「今回の『美味しんぼ』には、(震災がれきを焼却した)焼却場近くの住民に、目や呼吸器系などの不快な症状を訴える人が約800人いた、との記述があるが、大阪市此花区役所や保健福祉センターには、被害を訴える住民の声も、医師会からの連絡もなかった。此花区と府内6ヵ所にあるモニタリングポストの空間線量にも変わりはない。」──。
2014年5月14日(水)14時から、大阪市中央区の大阪府庁で、松井一郎大阪府知事の定例会見が開かれた。注目される『美味しんぼ』への抗議について、松井知事は「府民の不安を煽り、風評被害を招く恐れがある」と語り、震災がれきの安全を確認して受け入れたことを強調。しかし、これ以上の法的措置などは考えていないことも表明した。

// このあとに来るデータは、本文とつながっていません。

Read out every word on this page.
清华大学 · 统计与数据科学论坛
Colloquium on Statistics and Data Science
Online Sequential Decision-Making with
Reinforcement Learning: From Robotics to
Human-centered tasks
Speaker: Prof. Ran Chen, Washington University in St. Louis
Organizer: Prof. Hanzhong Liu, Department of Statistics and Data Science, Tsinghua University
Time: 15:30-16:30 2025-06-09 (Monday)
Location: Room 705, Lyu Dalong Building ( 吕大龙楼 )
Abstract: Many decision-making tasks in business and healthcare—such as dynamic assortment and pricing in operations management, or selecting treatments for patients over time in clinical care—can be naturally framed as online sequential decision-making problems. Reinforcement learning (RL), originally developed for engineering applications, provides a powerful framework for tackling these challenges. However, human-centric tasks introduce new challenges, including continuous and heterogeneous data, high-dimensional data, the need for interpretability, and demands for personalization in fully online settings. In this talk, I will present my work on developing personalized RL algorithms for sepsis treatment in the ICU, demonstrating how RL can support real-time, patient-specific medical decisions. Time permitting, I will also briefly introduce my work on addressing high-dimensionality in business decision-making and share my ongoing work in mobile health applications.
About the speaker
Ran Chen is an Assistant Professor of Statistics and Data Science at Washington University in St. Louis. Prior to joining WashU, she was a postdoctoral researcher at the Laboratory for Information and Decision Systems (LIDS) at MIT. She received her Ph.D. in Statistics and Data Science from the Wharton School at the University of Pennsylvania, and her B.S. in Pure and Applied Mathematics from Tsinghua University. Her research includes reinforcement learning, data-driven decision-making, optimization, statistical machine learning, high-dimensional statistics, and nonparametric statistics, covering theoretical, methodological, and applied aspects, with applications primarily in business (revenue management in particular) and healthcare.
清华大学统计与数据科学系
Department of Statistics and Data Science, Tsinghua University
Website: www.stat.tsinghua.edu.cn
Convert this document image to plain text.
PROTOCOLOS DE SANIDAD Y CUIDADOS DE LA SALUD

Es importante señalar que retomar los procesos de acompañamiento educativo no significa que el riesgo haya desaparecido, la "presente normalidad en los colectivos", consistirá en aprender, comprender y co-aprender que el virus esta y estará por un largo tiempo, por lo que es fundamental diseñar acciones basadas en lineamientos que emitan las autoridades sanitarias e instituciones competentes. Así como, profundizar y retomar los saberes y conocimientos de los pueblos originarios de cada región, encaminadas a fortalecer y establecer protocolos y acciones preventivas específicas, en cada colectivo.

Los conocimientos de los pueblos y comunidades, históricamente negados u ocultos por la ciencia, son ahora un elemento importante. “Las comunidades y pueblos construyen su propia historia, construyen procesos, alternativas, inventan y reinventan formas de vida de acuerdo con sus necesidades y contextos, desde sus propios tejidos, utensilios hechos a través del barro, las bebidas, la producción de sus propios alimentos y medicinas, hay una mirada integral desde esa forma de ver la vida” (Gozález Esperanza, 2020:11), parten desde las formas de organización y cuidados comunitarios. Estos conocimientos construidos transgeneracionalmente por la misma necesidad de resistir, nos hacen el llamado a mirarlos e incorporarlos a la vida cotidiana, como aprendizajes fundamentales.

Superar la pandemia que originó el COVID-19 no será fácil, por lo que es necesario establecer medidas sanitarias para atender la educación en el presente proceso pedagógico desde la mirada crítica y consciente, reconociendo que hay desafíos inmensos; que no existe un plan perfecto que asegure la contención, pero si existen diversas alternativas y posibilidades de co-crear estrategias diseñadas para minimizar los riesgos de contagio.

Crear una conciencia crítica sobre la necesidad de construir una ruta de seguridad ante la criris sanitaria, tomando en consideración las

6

質疑応答では、大阪府都市開発株式会社の株売却、法定協(大阪府・市特別区設置協議会)の動き、統合リゾート構想(カジノ)、児童虐待問題、大阪首都構想と住民投票など、多岐にわたる質問が発せられ、松井知事はそれぞれに答えていった。
ホテル、ショッピングモール、国際会議場、カジノなどを含んだ複合施設である統合型リゾート(Integrated Resort=IR)には、大きな経済効果が期待される反面、さまざまなリスクも想定される。大阪ベイエリアへの5000億円から1兆円の投資規模というIR構想についても、記者から数々の質問が寄せられた。
松井知事はカジノ誘致による税収増の見通しについて、「今の時点では何も言えないが、シンガポールも米国ネバダ州(ラスベガス)も、IRがあることで多大な税収はある」とだけ答え、「民間の投資はありがたい。ベイエリアをにぎやかにして、将来的には日本を引っ張っていきたい」と意欲を見せた。また、ギャンブル依存の増加や治安悪化の懸念に対しては、「昔のカジノと今のIRは違う。デメリットはない」とした。